Степан слушал в наушниках эфир и вспоминал, как над ним подшучивал экипаж, зная, с кем в Архангельске встречается бортрадист, отчего не ночует в ведомственной гостинице. «И командир, и штурман лезут в душу с советами, будто без них не смогу сам разобраться в личной жизни. С Ольгой во всем честен – ничего не обещаю, да она и не просит, не пытается захомутать. Экипаж считает, что вожу девушку за нос, осуждает…»
В наушниках, перекрывая другие шумы, радиопомехи, послышались знакомые позывные.
– Ненцы просят поторопиться, погода у них шалит, характер показывает, опасаются, что при пурге мы обратно вернемся, – доложил командиру Вислов.
– Успеем, – невозмутимо ответил Глебов, всматриваясь в приборную доску.

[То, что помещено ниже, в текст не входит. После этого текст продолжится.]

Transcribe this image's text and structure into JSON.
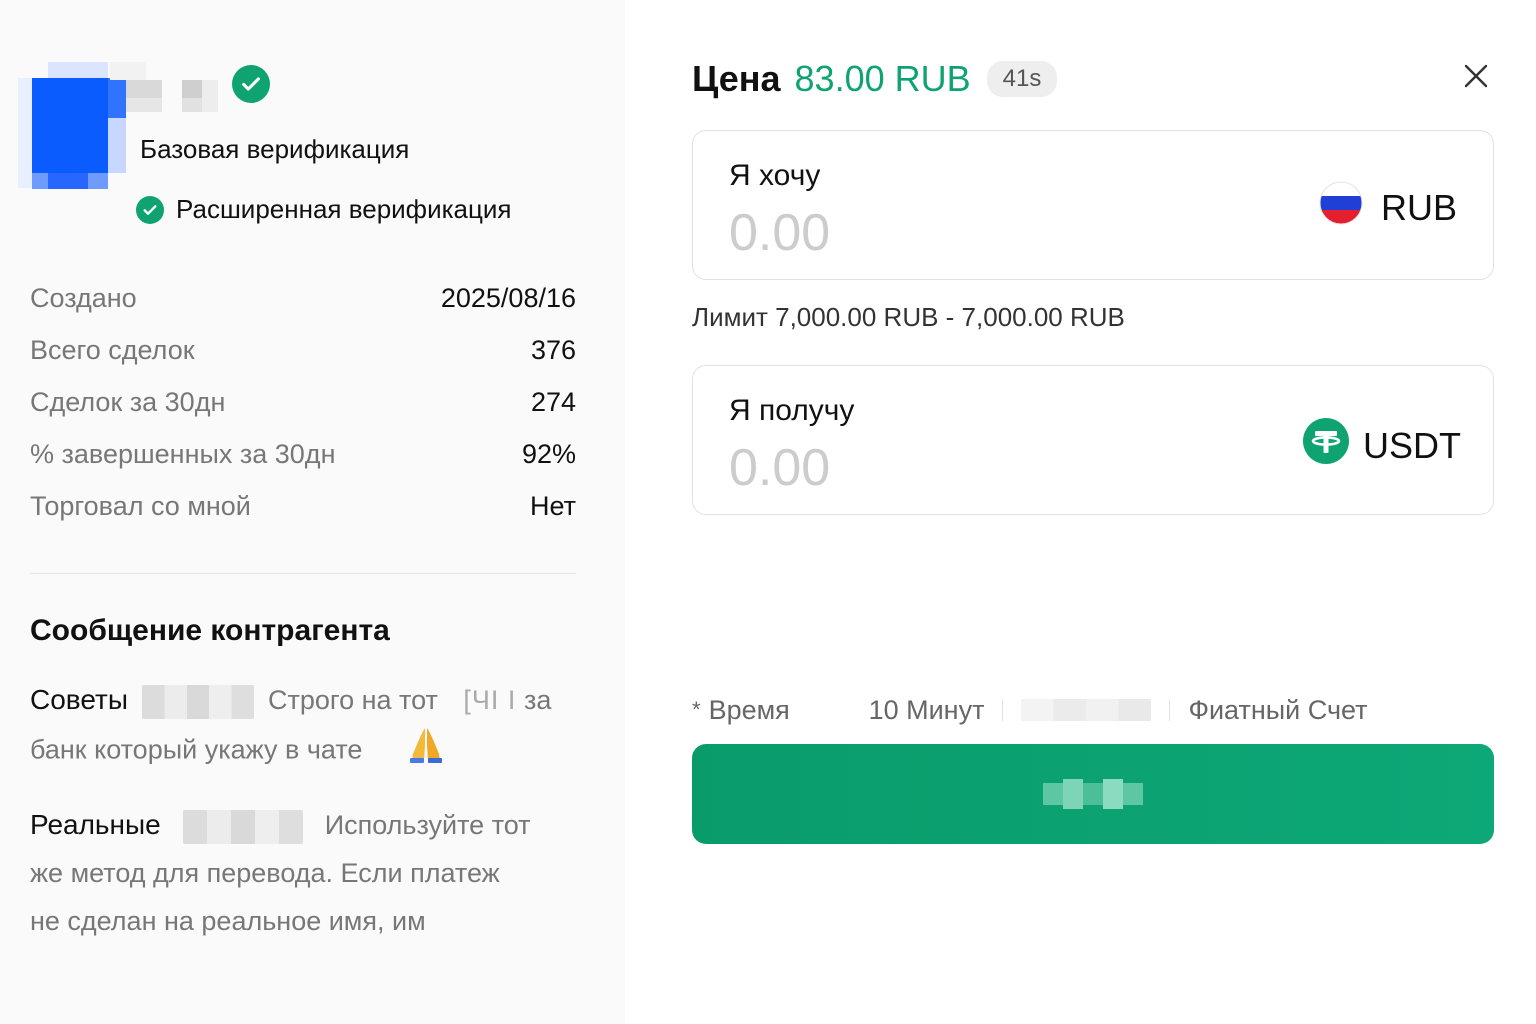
{
  "profile": {
    "verification_basic": "Базовая верификация",
    "verification_advanced": "Расширенная верификация",
    "accent_color": "#0ea371"
  },
  "stats": [
    {
      "label": "Создано",
      "value": "2025/08/16"
    },
    {
      "label": "Всего сделок",
      "value": "376"
    },
    {
      "label": "Сделок за 30дн",
      "value": "274"
    },
    {
      "label": "% завершенных за 30дн",
      "value": "92%"
    },
    {
      "label": "Торговал со мной",
      "value": "Нет"
    }
  ],
  "message": {
    "title": "Сообщение контрагента",
    "tip1_heading": "Советы",
    "tip1_text_a": "Строго на тот",
    "tip1_glyphs": "[ЧI I",
    "tip1_text_b": "за",
    "tip1_text_c": "банк который укажу в чате",
    "tip2_heading": "Реальные",
    "tip2_text_a": "Используйте тот",
    "tip2_text_b": "же метод для перевода. Если платеж",
    "tip2_text_c": "не сделан на реальное имя, им"
  },
  "order": {
    "price_label": "Цена",
    "price_value": "83.00 RUB",
    "timer": "41s",
    "want_label": "Я хочу",
    "want_placeholder": "0.00",
    "want_currency": "RUB",
    "limit_text": "Лимит 7,000.00 RUB - 7,000.00 RUB",
    "get_label": "Я получу",
    "get_placeholder": "0.00",
    "get_currency": "USDT",
    "info_star": "*",
    "info_time_label": "Время",
    "info_time_value": "10 Минут",
    "info_account": "Фиатный Счет",
    "button_color": "#0a9b6b"
  },
  "icons": {
    "close": "close-icon",
    "verified": "check-circle-icon",
    "rub_flag": "russia-flag-icon",
    "usdt": "tether-icon"
  }
}
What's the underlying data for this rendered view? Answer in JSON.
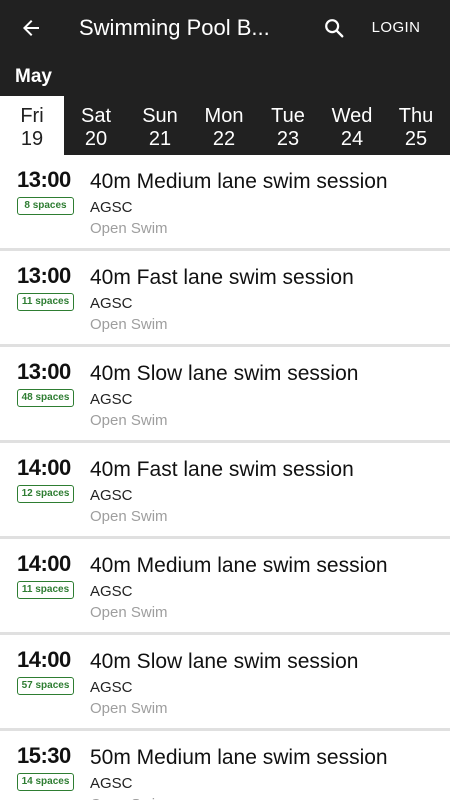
{
  "header": {
    "title": "Swimming Pool B...",
    "login_label": "LOGIN",
    "back_icon": "arrow-left-icon",
    "search_icon": "search-icon",
    "background": "#212121"
  },
  "month": "May",
  "days": [
    {
      "name": "Fri",
      "num": "19",
      "selected": true
    },
    {
      "name": "Sat",
      "num": "20",
      "selected": false
    },
    {
      "name": "Sun",
      "num": "21",
      "selected": false
    },
    {
      "name": "Mon",
      "num": "22",
      "selected": false
    },
    {
      "name": "Tue",
      "num": "23",
      "selected": false
    },
    {
      "name": "Wed",
      "num": "24",
      "selected": false
    },
    {
      "name": "Thu",
      "num": "25",
      "selected": false
    }
  ],
  "sessions": [
    {
      "time": "13:00",
      "spaces": "8 spaces",
      "title": "40m Medium lane swim session",
      "venue": "AGSC",
      "type": "Open Swim"
    },
    {
      "time": "13:00",
      "spaces": "11 spaces",
      "title": "40m Fast lane swim session",
      "venue": "AGSC",
      "type": "Open Swim"
    },
    {
      "time": "13:00",
      "spaces": "48 spaces",
      "title": "40m Slow lane swim session",
      "venue": "AGSC",
      "type": "Open Swim"
    },
    {
      "time": "14:00",
      "spaces": "12 spaces",
      "title": "40m Fast lane swim session",
      "venue": "AGSC",
      "type": "Open Swim"
    },
    {
      "time": "14:00",
      "spaces": "11 spaces",
      "title": "40m Medium lane swim session",
      "venue": "AGSC",
      "type": "Open Swim"
    },
    {
      "time": "14:00",
      "spaces": "57 spaces",
      "title": "40m Slow lane swim session",
      "venue": "AGSC",
      "type": "Open Swim"
    },
    {
      "time": "15:30",
      "spaces": "14 spaces",
      "title": "50m Medium lane swim session",
      "venue": "AGSC",
      "type": "Open Swim"
    }
  ],
  "colors": {
    "accent_dark": "#212121",
    "spaces_green": "#2e7d32",
    "muted_text": "#9e9e9e"
  }
}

– Как-нибудь, не впервые, – добавил Жилин, третий член экипажа смешливый Юркин сказал:
– Раз идет пурга, знать, нам загорать.
Пургой в Нарьян-Маре и не пахло – небо было чистым, сквозь облака несмело светило солнце, не уходящее с небес до осени, но Жилин, как заправский морской волк, намочил во рту указательный палец, поднял его и изрек:
– Как пить дать, сидеть тут, чтоб меня женщины не любили.
– Не каркай! – потребовал Глебов и всмотрелся в небо.
– Могу на спор пойти, – Жилин заломил на затылок фуражку. – Ставлю дюжину пива. – Видя, что товарищи не прореагировали на предложение, обиделся: – Когда погода сабантуй справляет, я ни при чем.
Штурман обладал удивительной способностью ни при каких обстоятельствах не терять присутствия духа. Когда удивлялись его вечному спокойствию, ссылался на крепкие нервы, на что Глебов возражал:
– Не нервы имеешь железные, а кожу крокодилью, таких, как ты, ничем не прошибить, ни горем, ни радостью.
Жилин смеялся, советовал товарищам принимать витамины, пить бром, иначе с расшатанными нервишками попрут из авиации.
На этот раз, говоря о наступлении нелетной погоды, Жилин как в воду глядел: не успел экипаж начать готовиться к обратному рейсу, как метеорологи закрыли аэропорт, пришлось зачехлять моторы.
– Ну, что я говорил? – спросил Жилин, ему ничего не ответили, экипаж молча дошагал до дома приезжих, солидно именуемого гостиницей «Заполярной» горкомхоза, вселился в четырехместный плохо протопленный номер. Жилин попытался улучшить мрачное у товарищей настроение, напомнил, что пусть шалит погода, зато зарплата идет.